Texas Is The Reason face a similar battle with their first European show in 17 years. Switching between old and new songs, the band are substantially more engaging when the tempo is raised. Similarly, the newer material occasionally lacks the blurred beauty of ‘Do You Know Who You Are?’ Fortunately these minor issues can be forgiven in favour of Garrett Klahn’s unique vocals and the supporting airy instrumentals. The atmosphere in the tent is far removed from the remainder of the festival, and with a little emo on the bill it is exciting to witness the forefathers of the genre.

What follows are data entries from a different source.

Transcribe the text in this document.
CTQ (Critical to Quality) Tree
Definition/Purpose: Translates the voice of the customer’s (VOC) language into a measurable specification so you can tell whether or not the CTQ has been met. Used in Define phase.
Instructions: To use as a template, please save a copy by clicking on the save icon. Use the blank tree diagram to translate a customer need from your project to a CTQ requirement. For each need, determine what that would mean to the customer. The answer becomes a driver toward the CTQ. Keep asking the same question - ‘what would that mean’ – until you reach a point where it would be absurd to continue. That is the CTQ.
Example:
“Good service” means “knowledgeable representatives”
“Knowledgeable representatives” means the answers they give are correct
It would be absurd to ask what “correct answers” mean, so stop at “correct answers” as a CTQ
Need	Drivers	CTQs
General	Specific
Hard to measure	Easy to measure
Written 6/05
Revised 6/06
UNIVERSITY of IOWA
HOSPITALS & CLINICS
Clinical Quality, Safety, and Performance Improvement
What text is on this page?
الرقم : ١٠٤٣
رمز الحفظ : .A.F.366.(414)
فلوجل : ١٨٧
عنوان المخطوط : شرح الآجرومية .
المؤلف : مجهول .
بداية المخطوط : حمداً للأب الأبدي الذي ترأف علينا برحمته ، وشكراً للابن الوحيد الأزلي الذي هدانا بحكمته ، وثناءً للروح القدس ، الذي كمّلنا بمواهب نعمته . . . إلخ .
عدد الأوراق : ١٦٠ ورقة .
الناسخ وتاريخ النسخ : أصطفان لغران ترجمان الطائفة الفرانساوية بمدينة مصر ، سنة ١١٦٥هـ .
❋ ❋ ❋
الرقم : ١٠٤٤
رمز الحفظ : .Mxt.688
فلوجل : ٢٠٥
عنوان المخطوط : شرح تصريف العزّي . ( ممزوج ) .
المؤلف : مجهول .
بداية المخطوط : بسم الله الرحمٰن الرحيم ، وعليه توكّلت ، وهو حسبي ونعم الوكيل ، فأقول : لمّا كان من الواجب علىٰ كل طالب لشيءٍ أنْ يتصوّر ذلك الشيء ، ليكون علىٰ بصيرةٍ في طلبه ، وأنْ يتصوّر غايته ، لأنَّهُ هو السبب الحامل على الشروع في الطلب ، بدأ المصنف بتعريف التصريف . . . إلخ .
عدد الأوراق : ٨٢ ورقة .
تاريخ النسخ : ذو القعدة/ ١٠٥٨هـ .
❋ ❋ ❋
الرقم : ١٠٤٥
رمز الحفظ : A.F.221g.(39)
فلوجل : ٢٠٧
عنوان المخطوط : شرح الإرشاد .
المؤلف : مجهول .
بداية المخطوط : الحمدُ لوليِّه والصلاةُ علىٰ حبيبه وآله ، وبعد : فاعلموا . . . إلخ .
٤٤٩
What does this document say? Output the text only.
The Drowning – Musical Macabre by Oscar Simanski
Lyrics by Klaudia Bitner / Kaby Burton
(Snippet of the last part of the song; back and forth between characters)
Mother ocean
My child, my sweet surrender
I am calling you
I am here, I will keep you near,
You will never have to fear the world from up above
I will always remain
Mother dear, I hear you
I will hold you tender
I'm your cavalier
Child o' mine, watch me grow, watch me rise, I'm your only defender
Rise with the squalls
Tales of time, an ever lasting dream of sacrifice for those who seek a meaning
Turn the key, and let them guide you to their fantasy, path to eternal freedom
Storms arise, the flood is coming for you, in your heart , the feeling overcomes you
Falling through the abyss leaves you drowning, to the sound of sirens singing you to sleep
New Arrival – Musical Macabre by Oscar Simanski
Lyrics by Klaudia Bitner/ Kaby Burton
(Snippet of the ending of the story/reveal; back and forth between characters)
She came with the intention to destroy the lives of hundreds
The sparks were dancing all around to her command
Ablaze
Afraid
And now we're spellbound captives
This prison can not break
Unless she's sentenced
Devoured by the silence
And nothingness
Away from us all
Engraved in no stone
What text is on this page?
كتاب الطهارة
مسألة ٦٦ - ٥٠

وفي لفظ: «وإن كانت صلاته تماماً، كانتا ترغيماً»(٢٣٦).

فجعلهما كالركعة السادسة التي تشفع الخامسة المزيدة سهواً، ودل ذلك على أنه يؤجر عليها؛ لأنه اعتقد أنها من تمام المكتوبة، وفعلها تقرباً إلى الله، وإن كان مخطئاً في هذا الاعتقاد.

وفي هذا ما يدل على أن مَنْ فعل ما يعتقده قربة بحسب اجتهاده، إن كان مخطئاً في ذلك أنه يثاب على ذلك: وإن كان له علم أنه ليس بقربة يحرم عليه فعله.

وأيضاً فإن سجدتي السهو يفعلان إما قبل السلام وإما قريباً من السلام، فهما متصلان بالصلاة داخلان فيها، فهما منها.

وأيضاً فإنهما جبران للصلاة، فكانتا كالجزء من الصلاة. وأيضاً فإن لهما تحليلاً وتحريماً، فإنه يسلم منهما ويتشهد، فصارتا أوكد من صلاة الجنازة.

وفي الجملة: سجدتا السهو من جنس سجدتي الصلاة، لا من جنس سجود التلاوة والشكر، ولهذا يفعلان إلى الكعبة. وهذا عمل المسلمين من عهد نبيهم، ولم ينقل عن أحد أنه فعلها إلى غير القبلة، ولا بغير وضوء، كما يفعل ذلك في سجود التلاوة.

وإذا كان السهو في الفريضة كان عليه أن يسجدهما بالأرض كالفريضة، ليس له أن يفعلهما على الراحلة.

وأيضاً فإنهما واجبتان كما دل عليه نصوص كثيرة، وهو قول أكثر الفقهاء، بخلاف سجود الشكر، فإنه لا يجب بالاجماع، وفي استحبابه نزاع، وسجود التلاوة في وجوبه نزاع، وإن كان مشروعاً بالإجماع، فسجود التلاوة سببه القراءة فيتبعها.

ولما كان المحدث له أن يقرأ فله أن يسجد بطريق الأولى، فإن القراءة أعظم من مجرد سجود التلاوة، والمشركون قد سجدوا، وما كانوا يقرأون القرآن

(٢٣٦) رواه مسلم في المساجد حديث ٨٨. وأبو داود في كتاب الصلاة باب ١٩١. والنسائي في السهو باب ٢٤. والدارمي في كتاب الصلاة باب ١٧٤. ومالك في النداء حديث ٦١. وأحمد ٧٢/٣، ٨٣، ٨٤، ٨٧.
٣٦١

All that is left before the first day of Groezrock draws to a close is for Rise Against to predictably own the main stage. With onlookers spilling out of the sides of the tent, it is clear to see that the band continue to attract considerable crowds. Justified by their ability to pen catchy yet meaningful tracks, and through the delivery of errorless performances, Rise Against find themselves on top form as the festival reaches midnight. Perhaps unsurprisingly the likes of ‘Help Is On The Way’, ‘Prayer Of The Refugee’ and ‘Ready To Fall’ encourage the biggest sing-a-longs, while the appearances of Dave Hause for ‘Hero Of War’ and Thursday frontman Geoff Rickly on ‘Swing Life Away’ add an interesting dimension. It may be easy to tarnish the performance as yet another straightforward Rise Against show, yet when they do it this well that is not necessarily a negative.